O rozczarowaniu nie może być mowy. Dziesięć nowych kompozycji przynosi nam to, co charakterystyczne dla Armii. Muzyka jest bardzo dynamiczna. Pamiętając gitarowe riffy z Drogi, zastanawiałem się, jak potężnie zabrzmi Pocałunek. Zespół zrezygnował jednak z ciężkości utworów na rzecz ich większej melodyjności. Żadna z dotychczasowych płyt nie była tak melodyjna – nie bez znaczenia jest dołączenie do Armii drugiego gitarzysty Pawła Klimczaka. To wciąż bardzo rockowe granie, uzupełnione o elektroniczne odgłosy i sample. Całość brzmi bardzo dobrze i nic nie traci ze swej siły. Jest w tym duża zasługa głosu Budzego, który jest niczym wino, im starszy, tym lepszy.
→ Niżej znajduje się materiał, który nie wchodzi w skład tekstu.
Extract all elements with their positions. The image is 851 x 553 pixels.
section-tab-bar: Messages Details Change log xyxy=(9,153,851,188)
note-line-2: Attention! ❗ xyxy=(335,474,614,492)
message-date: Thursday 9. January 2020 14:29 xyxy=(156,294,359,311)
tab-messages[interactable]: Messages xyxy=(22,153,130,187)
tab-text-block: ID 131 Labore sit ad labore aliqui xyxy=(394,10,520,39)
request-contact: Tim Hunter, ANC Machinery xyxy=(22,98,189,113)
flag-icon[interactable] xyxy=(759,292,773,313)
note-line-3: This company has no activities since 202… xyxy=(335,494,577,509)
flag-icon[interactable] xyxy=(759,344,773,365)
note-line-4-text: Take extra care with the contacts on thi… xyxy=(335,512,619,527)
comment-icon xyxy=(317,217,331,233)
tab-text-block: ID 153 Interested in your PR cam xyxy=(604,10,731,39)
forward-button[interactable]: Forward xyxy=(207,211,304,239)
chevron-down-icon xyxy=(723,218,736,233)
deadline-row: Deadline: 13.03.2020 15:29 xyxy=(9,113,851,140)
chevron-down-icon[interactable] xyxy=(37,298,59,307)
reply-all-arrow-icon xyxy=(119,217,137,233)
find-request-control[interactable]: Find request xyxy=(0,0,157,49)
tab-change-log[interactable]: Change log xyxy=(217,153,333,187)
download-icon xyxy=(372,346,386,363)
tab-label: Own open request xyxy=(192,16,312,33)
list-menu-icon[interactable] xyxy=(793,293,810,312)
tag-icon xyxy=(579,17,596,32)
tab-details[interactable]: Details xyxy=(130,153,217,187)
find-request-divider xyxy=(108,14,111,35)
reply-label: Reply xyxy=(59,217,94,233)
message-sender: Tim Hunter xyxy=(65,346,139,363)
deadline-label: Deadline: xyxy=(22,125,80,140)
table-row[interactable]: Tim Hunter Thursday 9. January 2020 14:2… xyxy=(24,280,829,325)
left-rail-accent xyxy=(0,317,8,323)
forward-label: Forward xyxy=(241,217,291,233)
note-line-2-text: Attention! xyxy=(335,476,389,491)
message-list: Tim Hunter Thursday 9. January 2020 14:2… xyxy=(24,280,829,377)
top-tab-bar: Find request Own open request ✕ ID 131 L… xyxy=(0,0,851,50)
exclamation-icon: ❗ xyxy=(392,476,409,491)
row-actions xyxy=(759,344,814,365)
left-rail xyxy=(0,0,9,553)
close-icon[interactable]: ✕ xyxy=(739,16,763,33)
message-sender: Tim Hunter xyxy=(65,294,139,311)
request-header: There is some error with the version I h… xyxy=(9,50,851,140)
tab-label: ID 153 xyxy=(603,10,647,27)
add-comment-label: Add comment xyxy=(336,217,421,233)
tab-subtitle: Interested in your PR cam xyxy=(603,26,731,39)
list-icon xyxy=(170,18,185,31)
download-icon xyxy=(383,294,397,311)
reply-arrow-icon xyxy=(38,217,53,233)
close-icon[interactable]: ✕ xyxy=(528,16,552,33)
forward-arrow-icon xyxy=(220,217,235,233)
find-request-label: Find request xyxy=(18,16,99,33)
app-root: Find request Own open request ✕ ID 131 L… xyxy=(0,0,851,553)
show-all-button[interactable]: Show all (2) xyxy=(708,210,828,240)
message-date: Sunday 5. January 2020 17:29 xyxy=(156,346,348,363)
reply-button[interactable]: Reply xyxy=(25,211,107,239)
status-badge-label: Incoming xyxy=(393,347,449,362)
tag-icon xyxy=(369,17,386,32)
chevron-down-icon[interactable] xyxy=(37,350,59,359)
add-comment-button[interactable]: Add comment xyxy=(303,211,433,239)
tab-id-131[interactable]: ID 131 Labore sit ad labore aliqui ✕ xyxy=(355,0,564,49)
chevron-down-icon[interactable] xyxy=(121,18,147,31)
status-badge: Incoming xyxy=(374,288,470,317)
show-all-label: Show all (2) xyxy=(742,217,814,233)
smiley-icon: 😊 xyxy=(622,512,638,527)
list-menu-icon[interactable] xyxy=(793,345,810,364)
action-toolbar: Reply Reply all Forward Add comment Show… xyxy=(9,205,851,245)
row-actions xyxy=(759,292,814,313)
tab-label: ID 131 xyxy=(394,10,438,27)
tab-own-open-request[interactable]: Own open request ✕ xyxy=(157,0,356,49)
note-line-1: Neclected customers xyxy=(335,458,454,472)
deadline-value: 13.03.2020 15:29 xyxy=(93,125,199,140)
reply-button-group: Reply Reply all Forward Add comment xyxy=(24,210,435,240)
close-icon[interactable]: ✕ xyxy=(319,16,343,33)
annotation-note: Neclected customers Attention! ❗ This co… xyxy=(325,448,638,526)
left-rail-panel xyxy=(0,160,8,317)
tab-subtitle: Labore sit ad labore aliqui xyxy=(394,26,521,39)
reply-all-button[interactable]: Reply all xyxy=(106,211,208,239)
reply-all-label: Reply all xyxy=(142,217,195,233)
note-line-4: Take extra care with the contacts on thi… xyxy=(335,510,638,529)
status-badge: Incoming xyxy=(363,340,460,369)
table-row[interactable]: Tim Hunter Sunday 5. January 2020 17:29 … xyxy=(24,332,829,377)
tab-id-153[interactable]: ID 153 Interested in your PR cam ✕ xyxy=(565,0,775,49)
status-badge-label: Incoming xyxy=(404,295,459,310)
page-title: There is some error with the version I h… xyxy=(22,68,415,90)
Teksty są poetyckim zapisem światopoglądu Tomasza Budzyńskiego. Pocałunek przypomina zbiór baśni z optymistycznym morałem. Podobnie jak w opowieściach, dominują tematy uniwersalne, bliskie każdemu z nas: miłość, los człowieka, strach, nadzieja.

Mimo tej bajkowości, autorowi tekstów udaje się przemycić ważne przesłanie. Człowiek potrzebuje miłości i chce być kochany. Mimo popełnianych błędów, na przekór temu, że można być swoim własnym największym rozczarowaniem, rzeki szumią, jak śpiewa Budzyński, „nawróć się dziś”. Całość sprawia wrażenie współczesnego tańca śmierci. Dużo jest poczucia humoru i optymizmu w mówieniu o nadchodzącym końcu. Groteskowe teksty, ciepła ironia w patrzeniu na samego siebie. Armia próbuje wziąć współczesną kulturę śmierci uśmiechem, z przymrużeniem oka, jednocześnie mając świadomość, że tkwi w niej po uszy. (MC)

Biskup – ojciec, pasterz, przyjaciel

„W centrum debaty o Kościele i jego przyszłości znajduje się troska o jakość duchowego przywództwa. Chodzi tutaj (…) o świętość pasterzy, która bezpośrednio przekłada się na dynamizm konkretnej wspólnoty kościelnej” – pisze we wstępie do najnowszego „Pastores” ks. Mirosław Cholewa.

Znajdujemy w tym numerze kwartalnika wiele świadectw świętości pasterzy Kościoła: Joanna Petry Mroczkowska przedstawia sylwetki dwóch amerykańskich arcybiskupów z zakonu kapucynów: Seana O’Malleya i Charlesa Chaputa, pisze o ich pełnej pokory posłudze w społecznościach, którymi nie tak dawno wstrząsnęły seksualne skandale; Ewa Owsiany daje ciepłe wspomnienie o krakowskich czasach Karola Wojtyły, przywołuje opowieści ludzi, którzy byli z nim wtedy blisko; Luc Baresta przypomina postać Angelo Roncallego, pochodzącego z rodziny ubogich rolników, późniejszego papieża Jana XXIII.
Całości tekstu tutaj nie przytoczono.